El Palacio Real ha confirmado que la princesa, de 52 años, ha experimentado un avance significativo en su fibrosis pulmonar, una condición crónica que afecta gravemente su capacidad respiratoria. Debido a esta situación, los médicos del Hospital Nacional de Oslo han incluido a la princesa en la lista de espera para un trasplante de pulmón, una decisión que se toma en casos con pronósticos complejos.
El equipo médico, liderado por el neumonólogo Are Holm, ha expresado su preocupación tras los últimos exámenes. “La formación de tejido cicatricial en sus pulmones aumentó significativamente durante el último año y las pruebas muestran un empeoramiento notable en los últimos tres meses. Esto es peligroso”, declaró Holm en su informe médico. El trasplante es considerado como un recurso final y solo es viable si la paciente se encuentra en condiciones físicas que le permitan superar la cirugía.
Como resultado de esta situación, la Casa Real ha suspendido todas las obligaciones oficiales de Mette-Marit de forma indefinida, además de posponer las celebraciones por las bodas de plata del matrimonio, que estaban programadas para agosto. La prioridad actual es el cuidado de su salud y la estabilización de su cuadro médico.
El príncipe Haakon también ha cancelado múltiples compromisos, incluyendo su asistencia al Consejo de Ministros y una recepción con cónsules.

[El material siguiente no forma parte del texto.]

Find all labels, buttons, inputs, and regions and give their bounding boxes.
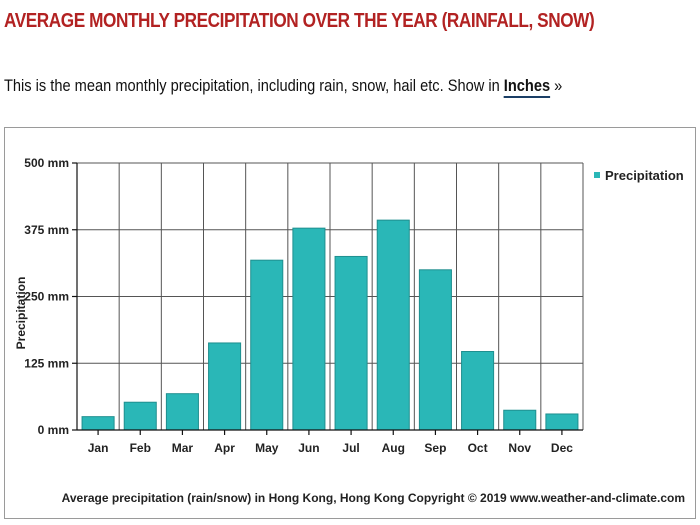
x-tick-label-oct: Oct — [468, 441, 488, 455]
bar-mar — [165, 393, 199, 431]
axes — [72, 162, 583, 435]
y-tick-label: 500 mm — [24, 156, 69, 170]
x-tick-label-feb: Feb — [130, 441, 151, 455]
y-tick-label: 375 mm — [24, 223, 69, 237]
intro-text: This is the mean monthly precipitation, … — [4, 76, 563, 98]
bar-jan — [81, 416, 115, 431]
x-tick-label-jul: Jul — [342, 441, 359, 455]
page-title: AVERAGE MONTHLY PRECIPITATION OVER THE Y… — [4, 10, 595, 32]
x-tick-label-jan: Jan — [88, 441, 109, 455]
bar-jul — [334, 255, 368, 431]
x-tick-label-aug: Aug — [382, 441, 405, 455]
chart-footer: Average precipitation (rain/snow) in Hon… — [62, 491, 685, 505]
x-tick-label-jun: Jun — [298, 441, 319, 455]
intro-sentence: This is the mean monthly precipitation, … — [4, 76, 504, 95]
bar-oct — [461, 351, 495, 431]
grid-lines — [76, 162, 584, 430]
bar-apr — [208, 342, 242, 431]
bar-aug — [376, 219, 410, 431]
x-tick-label-mar: Mar — [172, 441, 194, 455]
x-tick-label-dec: Dec — [551, 441, 573, 455]
x-tick-label-apr: Apr — [214, 441, 235, 455]
y-tick-labels: 0 mm 125 mm 250 mm 375 mm 500 mm — [24, 156, 69, 437]
intro-suffix: » — [550, 76, 563, 95]
bar-jun — [292, 227, 326, 431]
bar-may — [250, 259, 284, 431]
y-tick-label: 250 mm — [24, 290, 69, 304]
bar-sep — [418, 269, 452, 431]
y-tick-label: 125 mm — [24, 356, 69, 370]
legend-label: Precipitation — [605, 168, 684, 183]
bar-dec — [545, 413, 579, 431]
y-axis-label: Precipitation — [14, 277, 28, 350]
bar-nov — [503, 409, 537, 431]
legend: Precipitation — [594, 168, 684, 183]
inches-link[interactable]: Inches — [503, 76, 551, 98]
precipitation-chart: 0 mm 125 mm 250 mm 375 mm 500 mm Jan Feb Mar Ap… — [14, 156, 685, 505]
bar-feb — [123, 401, 157, 431]
x-tick-label-nov: Nov — [508, 441, 531, 455]
chart-frame: 0 mm 125 mm 250 mm 375 mm 500 mm Jan Feb Mar Ap… — [4, 127, 696, 519]
y-tick-label: 0 mm — [38, 423, 69, 437]
legend-swatch — [594, 172, 600, 178]
x-tick-label-sep: Sep — [424, 441, 446, 455]
bars — [81, 219, 579, 431]
x-tick-labels: Jan Feb Mar Apr May Jun Jul Aug Sep Oct Nov Dec — [88, 441, 574, 455]
x-tick-label-may: May — [255, 441, 279, 455]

Regresó anticipadamente de un viaje a Japón para estar presente durante los controles médicos de su esposa. La presión sobre la familia real aumenta, mientras el Palacio evalúa una reforma constitucional que permitiría a la princesa Ingrid Alexandra, de 22 años, asumir funciones de regencia. Ingrid Alexandra, quien interrumpió sus estudios de Ciencias Sociales en Australia, volvió a Noruega para estar con su madre. “Quiere estar con ella”, afirmó Haakon sobre la decisión de su hija.
El contexto se complica aún más con la reciente condena judicial de Marius Borg Hoiby, hijo de la princesa Mette-Marit, quien fue sentenciado a cuatro años de prisión por dos violaciones, maltrato y amenazas en un tribunal de Oslo. Aunque no tiene un título oficial dentro de la familia real, su situación ha generado un impacto negativo en la imagen institucional de la monarquía. La justicia desestimó un pedido de la defensa para que pudiera acompañar a su madre durante su enfermedad, mientras sus abogados preparan una apelación.
La opinión pública de Noruega se encuentra profundamente afectada por los problemas de salud de Mette-Marit y las repercusiones legales que enfrentan su hijo y el entorno real.